Главная | Обратная связь | Поможем написать вашу работу!
МегаЛекции

III. Об истоках и территории корчакской (венето‑славенской) культуры фазы 0 (IV в.)




 

Как мною отмечалось в докладах 1970–1971 гг. и в статьях 1974–1976 гг., наиболее точным археологическим соответствием вычисляемой по данным Иордана территории венетов IV в. являлось – на время написания этих статей – белое пятно на археологической карте III–V вв., которое я сначала назвал «зоной археологической пустоты» («die Zone der „archeologischen Hiatus“» – Mač inskij 1974: 68–69), затем, осторожнее, – «зоной археологической трудноуловимости» (Мачинский 1976, Мачинский, Тиханова 1976). М. Б. Щукин, совпадая в этом с И. Вернером (Werner 1981: 695–696: «weiß en Flecke») предпочитает наименование «полесское белое пятно» (Щукин 1997: 131), которое устраивает и меня. В настоящее время полесское белое пятно III–V вв., синхронное в основном черняховской культуре, начинает заполняться отдельными памятниками второй половины IV–V в., но для более раннего времени (III – первая половина IV в. ) оно пока так и остается белым пятном (в центре которого, однако, имеются готские могильники III–IV вв. и поселения типа Курадово конца I – начала III в. ).

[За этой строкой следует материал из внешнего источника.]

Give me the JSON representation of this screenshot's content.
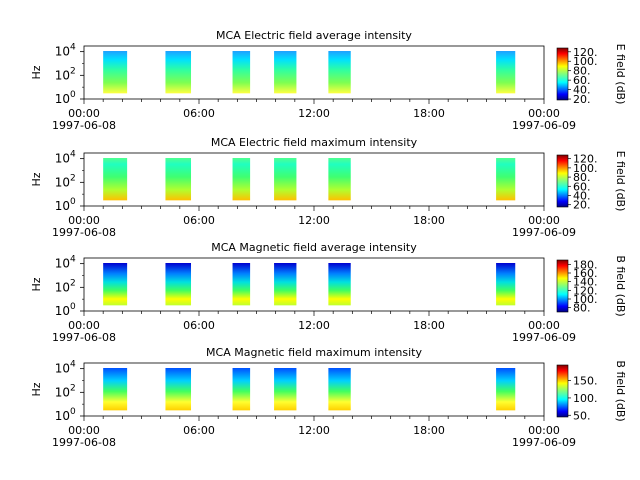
{
  "chart_data": [
    {
      "type": "heatmap",
      "title": "MCA  Electric field average intensity",
      "ylabel": "Hz",
      "y_scale": "log",
      "ylim": [
        1,
        30000
      ],
      "yticks": [
        {
          "value": 1,
          "base": "10",
          "exp": "0"
        },
        {
          "value": 100,
          "base": "10",
          "exp": "2"
        },
        {
          "value": 10000,
          "base": "10",
          "exp": "4"
        }
      ],
      "x_range": [
        "1997-06-08 00:00",
        "1997-06-09 00:00"
      ],
      "xticks": [
        {
          "time": "00:00",
          "date": "1997-06-08"
        },
        {
          "time": "06:00",
          "date": ""
        },
        {
          "time": "12:00",
          "date": ""
        },
        {
          "time": "18:00",
          "date": ""
        },
        {
          "time": "00:00",
          "date": "1997-06-09"
        }
      ],
      "data_intervals": [
        [
          "01:00",
          "02:15"
        ],
        [
          "04:15",
          "05:35"
        ],
        [
          "07:45",
          "08:40"
        ],
        [
          "09:55",
          "11:05"
        ],
        [
          "12:45",
          "13:55"
        ],
        [
          "21:30",
          "22:30"
        ]
      ],
      "colorbar": {
        "label": "E field (dB)",
        "range": [
          18,
          128
        ],
        "ticks": [
          "20.",
          "40.",
          "60.",
          "80.",
          "100.",
          "120."
        ]
      }
    },
    {
      "type": "heatmap",
      "title": "MCA  Electric field maximum intensity",
      "ylabel": "Hz",
      "y_scale": "log",
      "ylim": [
        1,
        30000
      ],
      "yticks": [
        {
          "value": 1,
          "base": "10",
          "exp": "0"
        },
        {
          "value": 100,
          "base": "10",
          "exp": "2"
        },
        {
          "value": 10000,
          "base": "10",
          "exp": "4"
        }
      ],
      "x_range": [
        "1997-06-08 00:00",
        "1997-06-09 00:00"
      ],
      "xticks": [
        {
          "time": "00:00",
          "date": "1997-06-08"
        },
        {
          "time": "06:00",
          "date": ""
        },
        {
          "time": "12:00",
          "date": ""
        },
        {
          "time": "18:00",
          "date": ""
        },
        {
          "time": "00:00",
          "date": "1997-06-09"
        }
      ],
      "data_intervals": [
        [
          "01:00",
          "02:15"
        ],
        [
          "04:15",
          "05:35"
        ],
        [
          "07:45",
          "08:40"
        ],
        [
          "09:55",
          "11:05"
        ],
        [
          "12:45",
          "13:55"
        ],
        [
          "21:30",
          "22:30"
        ]
      ],
      "colorbar": {
        "label": "E field (dB)",
        "range": [
          15,
          128
        ],
        "ticks": [
          "20.",
          "40.",
          "60.",
          "80.",
          "100.",
          "120."
        ]
      }
    },
    {
      "type": "heatmap",
      "title": "MCA  Magnetic field average intensity",
      "ylabel": "Hz",
      "y_scale": "log",
      "ylim": [
        1,
        30000
      ],
      "yticks": [
        {
          "value": 1,
          "base": "10",
          "exp": "0"
        },
        {
          "value": 100,
          "base": "10",
          "exp": "2"
        },
        {
          "value": 10000,
          "base": "10",
          "exp": "4"
        }
      ],
      "x_range": [
        "1997-06-08 00:00",
        "1997-06-09 00:00"
      ],
      "xticks": [
        {
          "time": "00:00",
          "date": "1997-06-08"
        },
        {
          "time": "06:00",
          "date": ""
        },
        {
          "time": "12:00",
          "date": ""
        },
        {
          "time": "18:00",
          "date": ""
        },
        {
          "time": "00:00",
          "date": "1997-06-09"
        }
      ],
      "data_intervals": [
        [
          "01:00",
          "02:15"
        ],
        [
          "04:15",
          "05:35"
        ],
        [
          "07:45",
          "08:40"
        ],
        [
          "09:55",
          "11:05"
        ],
        [
          "12:45",
          "13:55"
        ],
        [
          "21:30",
          "22:30"
        ]
      ],
      "colorbar": {
        "label": "B field (dB)",
        "range": [
          70,
          190
        ],
        "ticks": [
          "80.",
          "100.",
          "120.",
          "140.",
          "160.",
          "180."
        ]
      }
    },
    {
      "type": "heatmap",
      "title": "MCA  Magnetic field maximum intensity",
      "ylabel": "Hz",
      "y_scale": "log",
      "ylim": [
        1,
        30000
      ],
      "yticks": [
        {
          "value": 1,
          "base": "10",
          "exp": "0"
        },
        {
          "value": 100,
          "base": "10",
          "exp": "2"
        },
        {
          "value": 10000,
          "base": "10",
          "exp": "4"
        }
      ],
      "x_range": [
        "1997-06-08 00:00",
        "1997-06-09 00:00"
      ],
      "xticks": [
        {
          "time": "00:00",
          "date": "1997-06-08"
        },
        {
          "time": "06:00",
          "date": ""
        },
        {
          "time": "12:00",
          "date": ""
        },
        {
          "time": "18:00",
          "date": ""
        },
        {
          "time": "00:00",
          "date": "1997-06-09"
        }
      ],
      "data_intervals": [
        [
          "01:00",
          "02:15"
        ],
        [
          "04:15",
          "05:35"
        ],
        [
          "07:45",
          "08:40"
        ],
        [
          "09:55",
          "11:05"
        ],
        [
          "12:45",
          "13:55"
        ],
        [
          "21:30",
          "22:30"
        ]
      ],
      "colorbar": {
        "label": "B field (dB)",
        "range": [
          45,
          195
        ],
        "ticks": [
          "50.",
          "100.",
          "150."
        ]
      }
    }
  ]
}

Более того, полесское белое пятно III–IV вв. является лишь сокращенным продолжением белого пятна, которое образовалось после прекращения уловимого существования милоградской культуры в начале III в. до н. э. и охватывало Восточное Полесье и земли к югу от него.

Мною было высказано основанное на сопоставлении данных Иордана о венетах с археологической реальностью полесского белого пятна и поддержанное позднее М. Б. Щукиным предположение о том, что «в III–IV вв. основная масса славян существует где‑ то в бассейне Припяти и Тетерева, а также, возможно, в Верхнем Понеманье и Поднепровье» (Мачинский 1976: 99). Ныне это предположение блистательно подтверждается данными археологии, полнее всего суммированными и убедительно проанализированными И. О. Гавритухиным (Гавритухин 1997; 2000; 2003), а для более раннего времени конца I – начала III в. – и В. Г. Белевцом (2007а; 2008).

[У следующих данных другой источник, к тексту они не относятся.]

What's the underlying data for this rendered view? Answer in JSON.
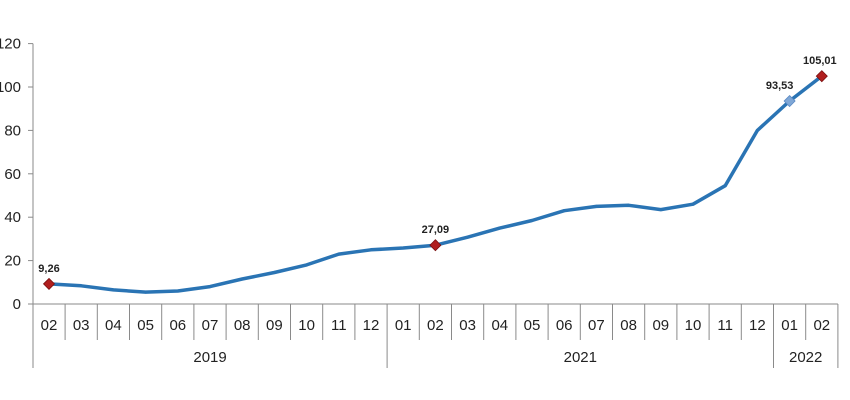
{
  "chart_data": {
    "type": "line",
    "title": "",
    "xlabel": "",
    "ylabel": "",
    "ylim": [
      0,
      120
    ],
    "y_ticks": [
      "0",
      "20",
      "40",
      "60",
      "80",
      "100",
      "120"
    ],
    "grid": false,
    "legend": "none",
    "colors": {
      "line": "#2a74b4",
      "marker_highlight": "#b01e1e",
      "marker_alt": "#7fa7d6",
      "axis": "#8a8a8a",
      "text": "#222222"
    },
    "x": [
      "2019-02",
      "2019-03",
      "2019-04",
      "2019-05",
      "2019-06",
      "2019-07",
      "2019-08",
      "2019-09",
      "2019-10",
      "2019-11",
      "2019-12",
      "2021-01",
      "2021-02",
      "2021-03",
      "2021-04",
      "2021-05",
      "2021-06",
      "2021-07",
      "2021-08",
      "2021-09",
      "2021-10",
      "2021-11",
      "2021-12",
      "2022-01",
      "2022-02"
    ],
    "x_tick_labels": [
      "02",
      "03",
      "04",
      "05",
      "06",
      "07",
      "08",
      "09",
      "10",
      "11",
      "12",
      "01",
      "02",
      "03",
      "04",
      "05",
      "06",
      "07",
      "08",
      "09",
      "10",
      "11",
      "12",
      "01",
      "02"
    ],
    "year_groups": [
      {
        "label": "2019",
        "count": 11
      },
      {
        "label": "2021",
        "count": 12
      },
      {
        "label": "2022",
        "count": 2
      }
    ],
    "series": [
      {
        "values": [
          9.26,
          8.4,
          6.5,
          5.5,
          6.0,
          8.0,
          11.5,
          14.5,
          18.0,
          23.0,
          25.0,
          25.8,
          27.09,
          30.8,
          35.0,
          38.5,
          43.0,
          45.0,
          45.5,
          43.5,
          46.0,
          54.5,
          80.0,
          93.53,
          105.01
        ]
      }
    ],
    "annotations": [
      {
        "index": 0,
        "text": "9,26",
        "marker": "highlight"
      },
      {
        "index": 12,
        "text": "27,09",
        "marker": "highlight"
      },
      {
        "index": 23,
        "text": "93,53",
        "marker": "alt"
      },
      {
        "index": 24,
        "text": "105,01",
        "marker": "highlight"
      }
    ]
  }
}
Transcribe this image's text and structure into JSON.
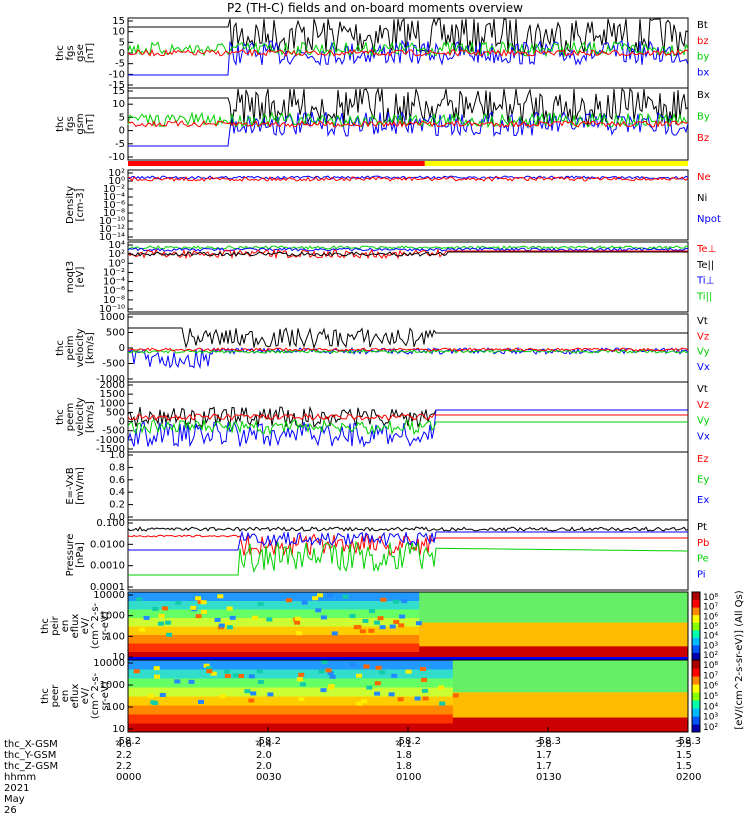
{
  "title": "P2 (TH-C) fields and on-board moments overview",
  "colors": {
    "black": "#000000",
    "red": "#ff0000",
    "green": "#00d000",
    "blue": "#0000ff",
    "yellow": "#ffff00"
  },
  "panels": [
    {
      "id": "fgs1",
      "ylabel": [
        "thc",
        "fgs",
        "gse",
        "[nT]"
      ],
      "yticks": [
        "15",
        "10",
        "5",
        "0",
        "-5",
        "-10",
        "-15"
      ],
      "legend": [
        {
          "text": "Bt",
          "color": "#000000"
        },
        {
          "text": "bz",
          "color": "#ff0000"
        },
        {
          "text": "by",
          "color": "#00d000"
        },
        {
          "text": "bx",
          "color": "#0000ff"
        }
      ]
    },
    {
      "id": "fgs2",
      "ylabel": [
        "thc",
        "fgs",
        "gsm",
        "[nT]"
      ],
      "yticks": [
        "15",
        "10",
        "5",
        "0",
        "-5",
        "-10"
      ],
      "legend": [
        {
          "text": "Bx",
          "color": "#000000"
        },
        {
          "text": "By",
          "color": "#00d000"
        },
        {
          "text": "Bz",
          "color": "#ff0000"
        }
      ]
    },
    {
      "id": "density",
      "ylabel": [
        "Density",
        "[cm-3]"
      ],
      "yticks": [
        "10²",
        "10⁰",
        "10⁻²",
        "10⁻⁴",
        "10⁻⁶",
        "10⁻⁸",
        "10⁻¹⁰",
        "10⁻¹²",
        "10⁻¹⁴"
      ],
      "legend": [
        {
          "text": "Ne",
          "color": "#ff0000"
        },
        {
          "text": "Ni",
          "color": "#000000"
        },
        {
          "text": "Npot",
          "color": "#0000ff"
        }
      ]
    },
    {
      "id": "temp",
      "ylabel": [
        "moqt3",
        "[eV]"
      ],
      "yticks": [
        "10⁴",
        "10²",
        "10⁰",
        "10⁻²",
        "10⁻⁴",
        "10⁻⁶",
        "10⁻⁸",
        "10⁻¹⁰"
      ],
      "legend": [
        {
          "text": "Te⊥",
          "color": "#ff0000"
        },
        {
          "text": "Te||",
          "color": "#000000"
        },
        {
          "text": "Ti⊥",
          "color": "#0000ff"
        },
        {
          "text": "Ti||",
          "color": "#00d000"
        }
      ]
    },
    {
      "id": "peim",
      "ylabel": [
        "thc",
        "peim",
        "velocity",
        "[km/s]"
      ],
      "yticks": [
        "1000",
        "500",
        "0",
        "-500",
        "-1000"
      ],
      "legend": [
        {
          "text": "Vt",
          "color": "#000000"
        },
        {
          "text": "Vz",
          "color": "#ff0000"
        },
        {
          "text": "Vy",
          "color": "#00d000"
        },
        {
          "text": "Vx",
          "color": "#0000ff"
        }
      ]
    },
    {
      "id": "peem",
      "ylabel": [
        "thc",
        "peem",
        "velocity",
        "[km/s]"
      ],
      "yticks": [
        "2000",
        "1500",
        "1000",
        "500",
        "0",
        "-500",
        "-1000",
        "-1500"
      ],
      "legend": [
        {
          "text": "Vt",
          "color": "#000000"
        },
        {
          "text": "Vz",
          "color": "#ff0000"
        },
        {
          "text": "Vy",
          "color": "#00d000"
        },
        {
          "text": "Vx",
          "color": "#0000ff"
        }
      ]
    },
    {
      "id": "efield",
      "ylabel": [
        "E=-VxB",
        "[mV/m]"
      ],
      "yticks": [
        "1.0",
        "0.8",
        "0.6",
        "0.4",
        "0.2",
        "0.0"
      ],
      "legend": [
        {
          "text": "Ez",
          "color": "#ff0000"
        },
        {
          "text": "Ey",
          "color": "#00d000"
        },
        {
          "text": "Ex",
          "color": "#0000ff"
        }
      ]
    },
    {
      "id": "pressure",
      "ylabel": [
        "Pressure",
        "[nPa]"
      ],
      "yticks": [
        "0.100",
        "0.0100",
        "0.0010",
        "0.0001"
      ],
      "legend": [
        {
          "text": "Pt",
          "color": "#000000"
        },
        {
          "text": "Pb",
          "color": "#ff0000"
        },
        {
          "text": "Pe",
          "color": "#00d000"
        },
        {
          "text": "Pi",
          "color": "#0000ff"
        }
      ]
    },
    {
      "id": "peir",
      "ylabel": [
        "thc",
        "peir",
        "en",
        "eflux",
        "eV/",
        "(cm^2-s-",
        "sr-eV)"
      ],
      "yticks": [
        "10000",
        "1000",
        "100",
        "10"
      ],
      "legend": []
    },
    {
      "id": "peer",
      "ylabel": [
        "thc",
        "peer",
        "en",
        "eflux",
        "eV/",
        "(cm^2-s-",
        "sr-eV)"
      ],
      "yticks": [
        "10000",
        "1000",
        "100",
        "10"
      ],
      "legend": []
    }
  ],
  "colorbar": {
    "label": "[eV/(cm^2-s-sr-eV)] (All Qs)",
    "ticks_top": [
      "10⁸",
      "10⁷",
      "10⁶",
      "10⁵",
      "10⁴",
      "10³",
      "10²"
    ],
    "ticks_bottom": [
      "10⁸",
      "10⁷",
      "10⁶",
      "10⁵",
      "10⁴",
      "10³",
      "10²"
    ]
  },
  "time_axis": {
    "ticks": [
      "-58.2",
      "-58.2",
      "-58.2",
      "-58.3",
      "-58.3"
    ],
    "rows": [
      {
        "label": "thc_X-GSM",
        "values": [
          "4.6",
          "4.4",
          "4.1",
          "3.8",
          "3.5"
        ]
      },
      {
        "label": "thc_Y-GSM",
        "values": [
          "2.2",
          "2.0",
          "1.8",
          "1.7",
          "1.5"
        ]
      },
      {
        "label": "thc_Z-GSM",
        "values": [
          "2.2",
          "2.0",
          "1.8",
          "1.7",
          "1.5"
        ]
      },
      {
        "label": "hhmm",
        "values": [
          "0000",
          "0030",
          "0100",
          "0130",
          "0200"
        ]
      }
    ],
    "date": "2021 May 26"
  },
  "chart_data": {
    "type": "line",
    "title": "P2 (TH-C) fields and on-board moments overview",
    "x": [
      "0000",
      "0030",
      "0100",
      "0130",
      "0200"
    ],
    "xlabel": "hhmm",
    "date": "2021 May 26",
    "ranges": {
      "fgs_gse": [
        -15,
        15
      ],
      "fgs_gsm": [
        -15,
        15
      ],
      "density": [
        1e-14,
        100
      ],
      "temperature": [
        1e-10,
        10000.0
      ],
      "peim_velocity": [
        -1000,
        1000
      ],
      "peem_velocity": [
        -1500,
        2000
      ],
      "e_field": [
        0,
        1
      ],
      "pressure": [
        0.0001,
        0.1
      ],
      "eflux_energy": [
        10,
        10000
      ]
    },
    "series": [
      {
        "name": "Bt",
        "values": [
          7,
          9,
          8,
          6,
          5
        ]
      },
      {
        "name": "bz",
        "values": [
          0,
          1,
          0,
          0,
          0
        ]
      },
      {
        "name": "by",
        "values": [
          1,
          2,
          0,
          -1,
          0
        ]
      },
      {
        "name": "bx",
        "values": [
          -5,
          -3,
          -2,
          -4,
          -6
        ]
      },
      {
        "name": "Vt (peim)",
        "values": [
          300,
          50,
          350,
          350,
          350
        ]
      },
      {
        "name": "Vt (peem)",
        "values": [
          200,
          300,
          400,
          300,
          300
        ]
      },
      {
        "name": "Pt",
        "values": [
          0.06,
          0.04,
          0.05,
          0.04,
          0.04
        ]
      }
    ]
  }
}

В своей проблемной статье «Начало великого славянского расселения на юг и запад» И. О. Гавритухин на основании тщательного анализа форм керамики и всего вещевого материала выделяет древнейшие памятники пражской славенской культуры, на которых обнаружен вещевой комплекс начальной «фазы 0» по его классификации (Гавритухин 2000: рис. 1), а затем определяет ареал, в котором «следует искать зону формирования ядра пражской культуры» (Гавритухин 2000: 82, 83; рис. 5д; 2009).

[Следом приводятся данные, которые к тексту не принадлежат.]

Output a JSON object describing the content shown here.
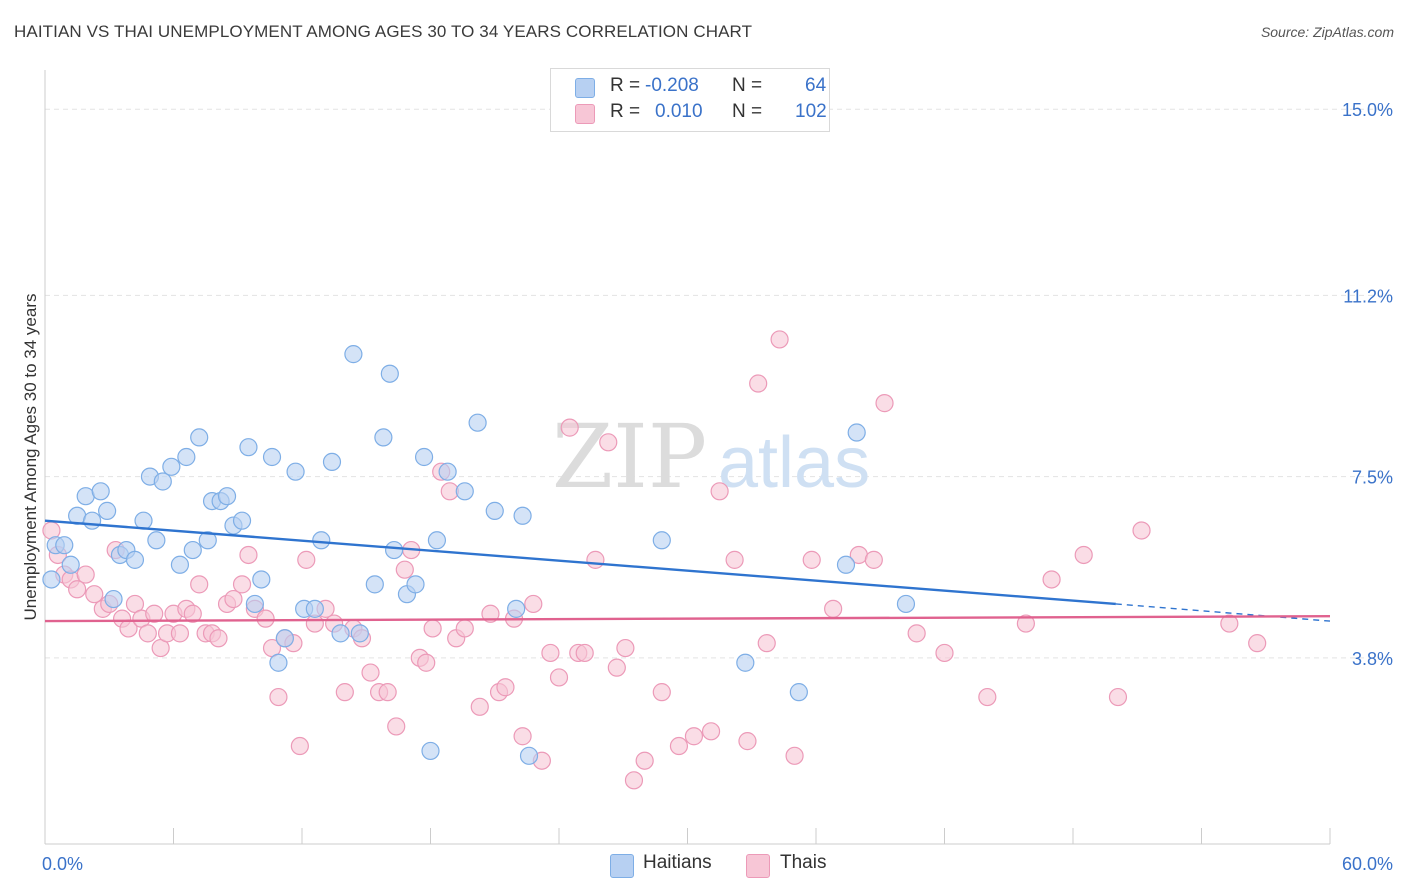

Этот очерченный на карте ареал в точности соответствует центральной и южной части той «зоны археологической трудноуловимости» или полесского белого пятна, которую я выделил некогда как область, где проживала «в III–IV вв. основная масса славян», имея в виду венетов Иордана, известных позднее под именем склавенов и антов. А фраза Гавритухина о том, что «западная, северная и восточная границы искомого ареала пока не ясны», еще более сближает размеры и очертания его «искомого ареала» с моей давно найденной «зоной», которая именно на северо‑ западе, севере и востоке несколько выходит за пределы «ареала» Гавритухина[149]. А поскольку я исходил в первую очередь из письменных источников (Иордан и др. ), то налицо блистательное подтверждение их показаний данными археологии, причем не негативными, как у меня в прошлом (отсутствие памятников, которые должны быть найдены), а позитивными (найденные памятники ожидаемого облика). К сожалению, никакой ссылки на работы Д. А. Мачинского и М. Б. Щукина в этой статье у Гавритухина нет, хотя здесь мы имеем дело с редким случаем совпадения данных истории и археологии.

В целом приходится констатировать, что невнимание И. О. Гавритухина к письменным источникам, данным языкознания и работам своих предшественников ведет и к неточности в самой постановке проблемы, и к упущению ряда напрашивающихся сопоставлений, продуктивных для реконструкции этнокультурной и политической ситуации в середине – второй половине IV в. в изучаемом регионе[150].

Отмеченные упущения слегка ослабляют исследование И. О. Гавритухина, в целом, на мой взгляд, правильно ставящего проблему «славянской прародины» и «великого славянского расселения» и намечающего ее разрешение на базе тщательного анализа не слишком выразительного археологического материала.

Строго говоря, нет прямых письменных свидетельств о том, что этноним *slavē ne как самоназвание существовал в IV в., когда и начинается, судя по всему, расселение из полесского белого пятна славеноязычных носителей корчакско‑ пражской культуры (предпочитаю это название по группе памятников у с. Корчак на Житомирщине, где представлена фаза 0 этой культуры, датируемая второй половиной IV в., названию «пражская культура»: поблизости от Праги нет славенских памятников ранее VI в. ). Впрочем, опираясь на другие данные (см. ниже), я убежден, что самоназвание *slavē ne или *slavā ne уже существовало не позднее начала II в.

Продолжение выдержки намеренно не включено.